Memory has a way of distorting clarity, softening what was once sharp. Polka dots, stripes—those sartorial codes of country club lawns and pressed collars—are now faded, like the ink of a postcard long forgotten in a drawer. In the 1980s, these patterns were semiotic markers, a visual shorthand for privilege and polish, where the irony lay in the fact that the punchline was capitalism itself, cloaked in the armor of a power suit. Collection 2 pulls these motifs from their historical moorings, reconfiguring them in the Meridian Suit—a reflection of the quiet disintegration of context. Here, power doesn’t rest in padded shoulders, but in the subtlety of defamiliarization.

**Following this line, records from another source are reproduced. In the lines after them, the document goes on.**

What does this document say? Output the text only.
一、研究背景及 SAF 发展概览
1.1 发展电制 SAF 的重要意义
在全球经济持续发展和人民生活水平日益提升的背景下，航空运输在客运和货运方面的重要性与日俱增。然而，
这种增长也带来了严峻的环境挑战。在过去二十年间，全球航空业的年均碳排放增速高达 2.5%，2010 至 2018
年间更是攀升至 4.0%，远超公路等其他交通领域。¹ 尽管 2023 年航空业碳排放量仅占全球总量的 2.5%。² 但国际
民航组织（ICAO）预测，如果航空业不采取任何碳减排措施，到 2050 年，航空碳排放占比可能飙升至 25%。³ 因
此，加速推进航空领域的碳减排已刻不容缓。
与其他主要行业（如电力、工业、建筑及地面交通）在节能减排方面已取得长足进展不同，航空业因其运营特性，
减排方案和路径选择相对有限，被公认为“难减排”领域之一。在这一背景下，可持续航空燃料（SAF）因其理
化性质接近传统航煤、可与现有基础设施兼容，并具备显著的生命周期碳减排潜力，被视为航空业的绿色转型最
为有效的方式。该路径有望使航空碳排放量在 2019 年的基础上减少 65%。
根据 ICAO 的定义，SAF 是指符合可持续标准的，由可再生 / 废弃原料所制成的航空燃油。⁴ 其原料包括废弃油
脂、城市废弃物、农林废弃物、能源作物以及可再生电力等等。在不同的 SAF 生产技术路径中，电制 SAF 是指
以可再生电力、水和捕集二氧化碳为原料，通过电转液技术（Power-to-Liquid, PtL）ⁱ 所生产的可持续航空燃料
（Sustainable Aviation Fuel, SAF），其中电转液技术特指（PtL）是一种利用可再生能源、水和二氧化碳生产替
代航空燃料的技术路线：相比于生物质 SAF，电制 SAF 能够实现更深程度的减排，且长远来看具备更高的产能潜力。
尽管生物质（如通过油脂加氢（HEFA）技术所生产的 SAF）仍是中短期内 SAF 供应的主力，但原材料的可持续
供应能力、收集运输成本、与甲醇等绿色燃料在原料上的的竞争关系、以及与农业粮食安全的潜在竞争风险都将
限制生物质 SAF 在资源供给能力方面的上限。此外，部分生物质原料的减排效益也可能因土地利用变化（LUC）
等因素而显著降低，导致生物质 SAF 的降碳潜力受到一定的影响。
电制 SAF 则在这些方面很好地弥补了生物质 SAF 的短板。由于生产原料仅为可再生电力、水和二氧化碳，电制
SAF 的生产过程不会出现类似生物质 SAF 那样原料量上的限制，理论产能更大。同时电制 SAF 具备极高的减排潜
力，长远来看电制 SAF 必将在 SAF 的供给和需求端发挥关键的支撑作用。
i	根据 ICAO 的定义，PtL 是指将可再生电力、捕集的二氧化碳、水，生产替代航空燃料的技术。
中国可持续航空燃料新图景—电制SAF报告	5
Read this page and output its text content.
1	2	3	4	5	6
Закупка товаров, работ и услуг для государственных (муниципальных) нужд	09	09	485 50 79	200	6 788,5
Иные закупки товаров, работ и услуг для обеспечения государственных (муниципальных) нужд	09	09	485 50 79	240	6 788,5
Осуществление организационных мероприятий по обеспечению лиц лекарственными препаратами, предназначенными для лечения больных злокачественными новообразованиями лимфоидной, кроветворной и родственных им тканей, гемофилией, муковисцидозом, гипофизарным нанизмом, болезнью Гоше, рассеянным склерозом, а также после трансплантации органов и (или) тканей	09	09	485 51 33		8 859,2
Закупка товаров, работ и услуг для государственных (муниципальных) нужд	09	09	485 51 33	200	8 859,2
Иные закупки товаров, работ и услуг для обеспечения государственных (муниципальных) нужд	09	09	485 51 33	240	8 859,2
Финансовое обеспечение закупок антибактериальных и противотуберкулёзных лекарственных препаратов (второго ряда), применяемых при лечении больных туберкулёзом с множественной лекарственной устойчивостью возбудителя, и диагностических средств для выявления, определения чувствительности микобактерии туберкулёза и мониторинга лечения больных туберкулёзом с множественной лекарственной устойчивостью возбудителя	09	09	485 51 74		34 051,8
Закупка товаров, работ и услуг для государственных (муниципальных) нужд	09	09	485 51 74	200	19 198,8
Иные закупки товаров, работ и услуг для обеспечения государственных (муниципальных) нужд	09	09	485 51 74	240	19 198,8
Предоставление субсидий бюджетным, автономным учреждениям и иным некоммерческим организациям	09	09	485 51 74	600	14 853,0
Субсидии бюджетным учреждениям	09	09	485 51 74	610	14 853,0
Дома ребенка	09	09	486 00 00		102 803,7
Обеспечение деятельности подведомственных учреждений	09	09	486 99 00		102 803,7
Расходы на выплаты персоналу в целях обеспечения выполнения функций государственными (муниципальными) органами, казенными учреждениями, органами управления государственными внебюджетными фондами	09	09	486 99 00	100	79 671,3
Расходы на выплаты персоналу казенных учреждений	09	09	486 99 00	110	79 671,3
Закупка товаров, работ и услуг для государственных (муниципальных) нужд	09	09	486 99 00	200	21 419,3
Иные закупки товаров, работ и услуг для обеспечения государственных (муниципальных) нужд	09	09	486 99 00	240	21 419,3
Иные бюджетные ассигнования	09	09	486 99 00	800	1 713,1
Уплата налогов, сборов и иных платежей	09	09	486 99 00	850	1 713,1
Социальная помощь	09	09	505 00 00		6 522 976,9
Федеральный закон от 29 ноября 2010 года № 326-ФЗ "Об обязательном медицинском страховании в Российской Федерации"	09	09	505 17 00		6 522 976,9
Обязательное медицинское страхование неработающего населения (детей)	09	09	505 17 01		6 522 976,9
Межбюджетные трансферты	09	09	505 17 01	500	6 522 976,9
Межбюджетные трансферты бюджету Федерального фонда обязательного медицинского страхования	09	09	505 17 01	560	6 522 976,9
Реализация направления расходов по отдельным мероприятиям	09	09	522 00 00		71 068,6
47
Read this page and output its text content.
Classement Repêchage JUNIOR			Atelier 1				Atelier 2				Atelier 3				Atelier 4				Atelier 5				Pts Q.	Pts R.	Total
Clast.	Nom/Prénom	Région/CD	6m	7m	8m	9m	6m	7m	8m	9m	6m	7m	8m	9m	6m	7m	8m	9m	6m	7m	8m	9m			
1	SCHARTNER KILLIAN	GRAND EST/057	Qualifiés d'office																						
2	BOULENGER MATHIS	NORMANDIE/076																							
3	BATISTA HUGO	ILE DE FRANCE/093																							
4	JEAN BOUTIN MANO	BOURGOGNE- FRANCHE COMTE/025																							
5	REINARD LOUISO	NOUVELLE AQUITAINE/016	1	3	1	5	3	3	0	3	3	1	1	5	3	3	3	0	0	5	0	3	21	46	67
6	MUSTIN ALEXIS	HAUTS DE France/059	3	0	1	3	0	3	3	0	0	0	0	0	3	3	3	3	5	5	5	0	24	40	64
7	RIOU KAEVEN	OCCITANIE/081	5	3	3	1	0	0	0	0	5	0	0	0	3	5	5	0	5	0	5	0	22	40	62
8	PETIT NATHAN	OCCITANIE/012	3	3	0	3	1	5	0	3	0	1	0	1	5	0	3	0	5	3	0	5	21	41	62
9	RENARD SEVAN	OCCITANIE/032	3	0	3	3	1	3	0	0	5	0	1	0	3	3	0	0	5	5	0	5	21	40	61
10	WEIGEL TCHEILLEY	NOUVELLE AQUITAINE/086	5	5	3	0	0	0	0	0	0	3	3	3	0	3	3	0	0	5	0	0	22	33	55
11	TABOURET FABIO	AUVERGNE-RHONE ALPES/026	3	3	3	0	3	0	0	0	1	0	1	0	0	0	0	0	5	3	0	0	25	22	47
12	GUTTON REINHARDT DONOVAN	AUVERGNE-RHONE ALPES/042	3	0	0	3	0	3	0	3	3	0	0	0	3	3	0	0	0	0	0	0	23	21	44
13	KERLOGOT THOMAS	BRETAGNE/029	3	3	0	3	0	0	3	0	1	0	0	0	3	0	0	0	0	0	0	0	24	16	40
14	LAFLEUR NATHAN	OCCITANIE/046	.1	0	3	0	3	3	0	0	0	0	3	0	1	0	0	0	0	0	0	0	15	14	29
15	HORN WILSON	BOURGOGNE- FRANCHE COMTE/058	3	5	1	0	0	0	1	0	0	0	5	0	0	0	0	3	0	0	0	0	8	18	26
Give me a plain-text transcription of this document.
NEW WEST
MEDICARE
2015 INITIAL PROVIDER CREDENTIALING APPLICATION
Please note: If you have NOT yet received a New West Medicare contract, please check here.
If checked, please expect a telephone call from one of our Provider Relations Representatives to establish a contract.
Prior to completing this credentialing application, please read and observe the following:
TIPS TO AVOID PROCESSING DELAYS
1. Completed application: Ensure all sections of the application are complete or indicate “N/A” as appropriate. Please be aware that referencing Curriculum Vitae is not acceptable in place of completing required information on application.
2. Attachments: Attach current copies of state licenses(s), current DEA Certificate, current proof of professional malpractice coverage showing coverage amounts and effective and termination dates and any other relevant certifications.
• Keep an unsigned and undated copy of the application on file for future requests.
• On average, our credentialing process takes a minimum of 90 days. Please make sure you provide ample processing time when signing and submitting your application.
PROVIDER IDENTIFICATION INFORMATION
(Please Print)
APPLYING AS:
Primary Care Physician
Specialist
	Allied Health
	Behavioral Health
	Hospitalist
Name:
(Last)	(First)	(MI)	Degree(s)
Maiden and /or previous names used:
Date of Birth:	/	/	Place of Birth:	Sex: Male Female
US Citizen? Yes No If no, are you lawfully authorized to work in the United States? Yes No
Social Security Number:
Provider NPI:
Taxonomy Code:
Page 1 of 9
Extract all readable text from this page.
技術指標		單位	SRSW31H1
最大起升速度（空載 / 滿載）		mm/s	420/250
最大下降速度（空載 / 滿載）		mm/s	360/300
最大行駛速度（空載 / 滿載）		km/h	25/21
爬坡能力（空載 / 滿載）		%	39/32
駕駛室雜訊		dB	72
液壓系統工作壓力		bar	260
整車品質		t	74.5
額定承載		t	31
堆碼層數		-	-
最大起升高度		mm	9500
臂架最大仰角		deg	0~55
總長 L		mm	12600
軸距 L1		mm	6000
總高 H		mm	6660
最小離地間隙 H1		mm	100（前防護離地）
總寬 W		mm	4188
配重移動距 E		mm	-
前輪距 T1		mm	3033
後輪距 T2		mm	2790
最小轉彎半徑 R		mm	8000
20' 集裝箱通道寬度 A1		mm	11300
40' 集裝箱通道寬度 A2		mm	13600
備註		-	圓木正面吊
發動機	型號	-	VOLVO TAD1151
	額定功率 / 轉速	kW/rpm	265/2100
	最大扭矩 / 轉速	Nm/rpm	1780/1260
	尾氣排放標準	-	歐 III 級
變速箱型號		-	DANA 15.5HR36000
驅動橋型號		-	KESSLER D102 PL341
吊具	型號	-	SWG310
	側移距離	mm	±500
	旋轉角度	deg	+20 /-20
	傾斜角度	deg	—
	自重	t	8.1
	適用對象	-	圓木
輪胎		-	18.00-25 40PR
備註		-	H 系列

Perhaps it was our rediscovery of Bonfire of the Vanities, a novel that felt both satirical and prescient. Or perhaps it’s the present—laden with existential fatigue, where the threat of a viral miasma feels too heavy to bear. It's partly nostalgia and partly a buffer, a way to soften the harsh contours of the now. In this, a polka dot becomes more than a pattern; it is a talisman of lightness, a response to the burdens of our time, much as it was in the 80s, a decade underpinned by irreverence. Today, amid the unrelenting Sturm und Drang, we choose frivolity—not as an escape, but as a quiet refusal to meet gravity with gravity. We wear the lightness of the past as a gentle protest.
We made a mixtape, too—yacht rock, natch—because sometimes levity is the most serious response of all.